Ultimately, I see my role to be creating the space for others to breathe, explore and feel safe being provoked. It is my opinion that safety cannot be explored without a full belly and an organised space! I don’t think this reflects on the practice(s) of anyone else but there is still a layer of – should you be doing this when people see me sweeping up. Or worse, a layer of guilt from those who are used to doing the sweeping!

It’s funny how practice(s) are measured. Often, I laugh to myself because I think part of my practice is critical thinking (which is exactly what I am doing whilst I do the seemingly mundane jobs listed above) but then I think ‘who do I think I am I, expecting to be paid to be some kind of philosopher?’.

And this brings me back to class and practice.
Critical thinking is a defined and eloquent practice.
Washing the dishes is one of the practices that I know I can do.

Washing the dished is more embodied, more tangible and, although it repeats regularly, it has a natural end point.
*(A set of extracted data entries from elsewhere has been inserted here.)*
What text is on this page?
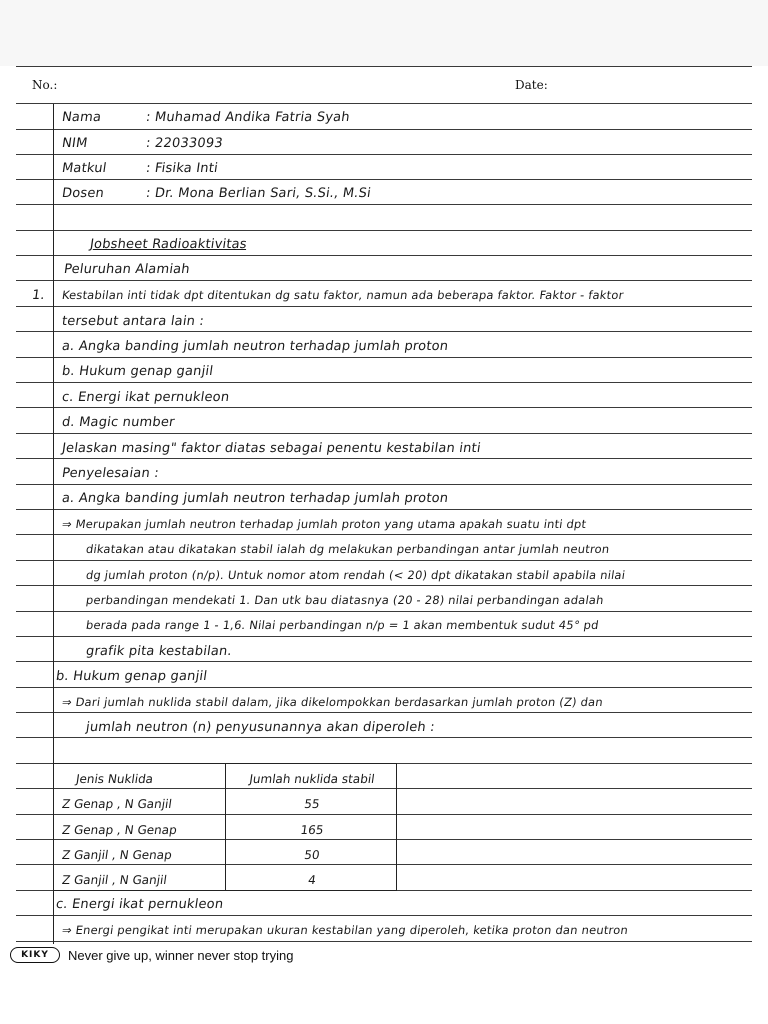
No.:	Date:
Nama	: Muhamad Andika Fatria Syah
NIM	: 22033093
Matkul	: Fisika Inti
Dosen	: Dr. Mona Berlian Sari, S.Si., M.Si
Jobsheet Radioaktivitas
Peluruhan Alamiah
1. Kestabilan inti tidak dpt ditentukan dg satu faktor, namun ada beberapa faktor. Faktor - faktor
tersebut antara lain :
a. Angka banding jumlah neutron terhadap jumlah proton
b. Hukum genap ganjil
c. Energi ikat pernukleon
d. Magic number
Jelaskan masing" faktor diatas sebagai penentu kestabilan inti
Penyelesaian :
a. Angka banding jumlah neutron terhadap jumlah proton
⇒ Merupakan jumlah neutron terhadap jumlah proton yang utama apakah suatu inti dpt
dikatakan atau dikatakan stabil ialah dg melakukan perbandingan antar jumlah neutron
dg jumlah proton (n/p). Untuk nomor atom rendah (< 20) dpt dikatakan stabil apabila nilai
perbandingan mendekati 1. Dan utk bau diatasnya (20 - 28) nilai perbandingan adalah
berada pada range 1 - 1,6. Nilai perbandingan n/p = 1 akan membentuk sudut 45° pd
grafik pita kestabilan.
b. Hukum genap ganjil
⇒ Dari jumlah nuklida stabil dalam, jika dikelompokkan berdasarkan jumlah proton (Z) dan
jumlah neutron (n) penyusunannya akan diperoleh :
Jenis Nuklida	Jumlah nuklida stabil
Z Genap , N Ganjil	55
Z Genap , N Genap	165
Z Ganjil , N Genap	50
Z Ganjil , N Ganjil	4
c. Energi ikat pernukleon
⇒ Energi pengikat inti merupakan ukuran kestabilan yang diperoleh, ketika proton dan neutron
KIKY	Never give up, winner never stop trying
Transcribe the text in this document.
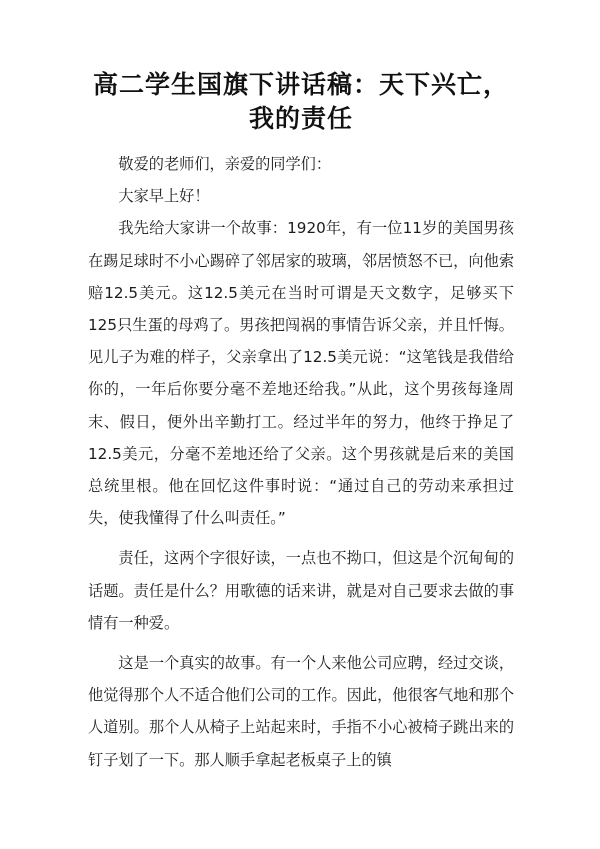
高二学生国旗下讲话稿：天下兴亡，我的责任

敬爱的老师们，亲爱的同学们：

大家早上好！

我先给大家讲一个故事：1920年，有一位11岁的美国男孩在踢足球时不小心踢碎了邻居家的玻璃，邻居愤怒不已，向他索赔12.5美元。这12.5美元在当时可谓是天文数字，足够买下125只生蛋的母鸡了。男孩把闯祸的事情告诉父亲，并且忏悔。见儿子为难的样子，父亲拿出了12.5美元说：“这笔钱是我借给你的，一年后你要分毫不差地还给我。”从此，这个男孩每逢周末、假日，便外出辛勤打工。经过半年的努力，他终于挣足了12.5美元，分毫不差地还给了父亲。这个男孩就是后来的美国总统里根。他在回忆这件事时说：“通过自己的劳动来承担过失，使我懂得了什么叫责任。”

责任，这两个字很好读，一点也不拗口，但这是个沉甸甸的话题。责任是什么？用歌德的话来讲，就是对自己要求去做的事情有一种爱。

这是一个真实的故事。有一个人来他公司应聘，经过交谈，他觉得那个人不适合他们公司的工作。因此，他很客气地和那个人道别。那个人从椅子上站起来时，手指不小心被椅子跳出来的钉子划了一下。那人顺手拿起老板桌子上的镇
Reducing the big thing to something smaller removes the judgment I have about using a language I did not grow up around. I do not feel equipped to measure and I am not interested in measuring my effectiveness as a critical thinker, but I can share some thoughts I had when I was washing the dishes and seek clearer thoughts the next time I’m washing up!

This approach is more than applicable to community dance practice(s). What is the simple thing we do that enables something more? How can we focus more on the simple when the bullshit alarm starts to ring or when the scale of things becomes overwhelming? And, how can it be articulated by those who run development programmes that this simple thing is more than enough, recognising that the luxury of having a ‘practice’ is not a language familiar or comfortable to all.